Keyifli bir kahvaltıdan sonra köyün plajında, kumların üzerine atılmış bir tahta masada not defterime bir şeyler yazmaya çalışıyorum. Harika bir deniz manzarası. Bembeyaz bir kumsal. Gerisinde çok açık yeşile kaçan bembeyaz bir şerit ve mavinin en çılgın tonlarında Hint Okyanusu. Çok keyifli bir zaman dilimi daha. Afrikadaki uzun ve zorlu yolculuklardan sonra çölün ortasındaki bir vaha gibi Zanzibar. Tüm streslerimden arındığım, kendimi rahatlamış hissettiğim cennetten bir köşe.
Çeşit çeşit baharatın yetiştiği Zanzibarda yapılması gerekenlerden biri de baharat turu. Baharat yetiştiren tüm işletmeleri tek başıma dolaşmak zor olacağı için, bunun için bir tura katıldım.
Afrika'nın Muhteşem Adalarından ZANZİBAR
Zanzibarın iklimi, farklı türde birçok baharatın yetiştirilmesine imkán veriyor. Bu yüzden dünya baharat ticaretinde oldukça önemli bir yere sahip. Zanzibar yönetimine ait tarım işletmelerinin yanı sıra özel girişimcilerin de kendilerine ait üretim sahaları mevcut. Tur, Zanzibar yönetimine ait bir çiftlikte başlıyor. Bildiğim, tanıdığım birçok baharatın aslında çok farklı bir şekilde yetiştirildiğini öğreniyorum bu gezi sırasında. Örneğin karabiber; nedense onun yerde yetiştiğini zannederdim ama bir ağaçmış ve bu ağacın çitlembiğe benzeyen meyveleri kurutulduğunda öğütülmemiş karabiber oluyormuş. Karabiber taneleri yeşilken son derece normal, acı olmayan bir tada sahip.
Rehberimiz "old spice" adını verdikleri bir ağacın yapraklarını koparıp gruptakilere uzatıyor. Bir yaprağın bu kadar güzel kokabileceği hiç aklıma gelmezdi. Nefis ve tanıdık bir koku. Bu kokuyu çok eskilerden hatırlıyorum. Uzun yıllar önce kullandığım "Old Spice"ın kokusu bu! Meğerse ana maddesi bu ağacın yapraklarıymış...

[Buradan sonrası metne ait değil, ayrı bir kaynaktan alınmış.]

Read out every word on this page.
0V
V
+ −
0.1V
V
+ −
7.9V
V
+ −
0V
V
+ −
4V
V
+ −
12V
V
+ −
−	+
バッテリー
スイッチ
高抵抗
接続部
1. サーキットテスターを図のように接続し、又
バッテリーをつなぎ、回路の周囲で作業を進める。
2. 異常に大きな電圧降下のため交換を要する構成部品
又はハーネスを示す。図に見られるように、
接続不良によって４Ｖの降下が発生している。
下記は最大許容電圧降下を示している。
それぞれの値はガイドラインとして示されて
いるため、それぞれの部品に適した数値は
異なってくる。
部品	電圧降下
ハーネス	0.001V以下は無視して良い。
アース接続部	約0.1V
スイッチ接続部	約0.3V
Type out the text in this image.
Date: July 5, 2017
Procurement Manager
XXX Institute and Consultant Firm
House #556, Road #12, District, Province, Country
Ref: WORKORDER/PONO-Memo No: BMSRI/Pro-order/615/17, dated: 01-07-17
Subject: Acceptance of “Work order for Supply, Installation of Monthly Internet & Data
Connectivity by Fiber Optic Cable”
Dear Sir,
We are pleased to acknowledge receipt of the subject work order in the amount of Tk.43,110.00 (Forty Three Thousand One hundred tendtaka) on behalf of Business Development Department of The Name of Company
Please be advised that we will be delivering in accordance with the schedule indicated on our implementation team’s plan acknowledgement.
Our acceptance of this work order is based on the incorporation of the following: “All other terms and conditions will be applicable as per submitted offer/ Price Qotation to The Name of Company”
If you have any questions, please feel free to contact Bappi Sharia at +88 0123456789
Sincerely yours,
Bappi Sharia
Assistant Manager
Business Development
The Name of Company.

Başka bir ağacın önünde duruyoruz. Sıtmaya karşı kullanılan kininin elde edildiği ağaç bu. Yerli halk, yapraklarından yapılan özel bir çayı haftada bir kez içerek sıtmadan korunuyormuş. Rehberimiz bu ağacın kabuklarını bir çakı ile koparıyor ve küçük parçalara ayırıp dağıtıyor. Kabuktaki bu koku hiç yabancı değil. Annemin küçüklüğümde yaptığı o enfes aşurelerden hatırladım, tarçın... Bu turda Türkçe isimlerini bilemediğim birçok egzotik kokunun kaynağıyla karşılaşıyorum.
BU MUZUN KABUĞU VE İÇİ KIRMIZI
Zanzibarda yirmi değişik muz yetiştiriliyormuş. Sumatra Adasının güneyinde sadece dokuz farklı muz türünün olduğunu hatırlıyorum. Buradaki en ilginç muz cinsi, kırmızı kabuklu olanı. İçindeki meyve de kırmızı renkli. Nadir bulunan bir tür. Benim için oldukça şaşırtıcı. Hindistancevizi ağaçlarından da yılda dört kez ürün alındığını öğreniyorum.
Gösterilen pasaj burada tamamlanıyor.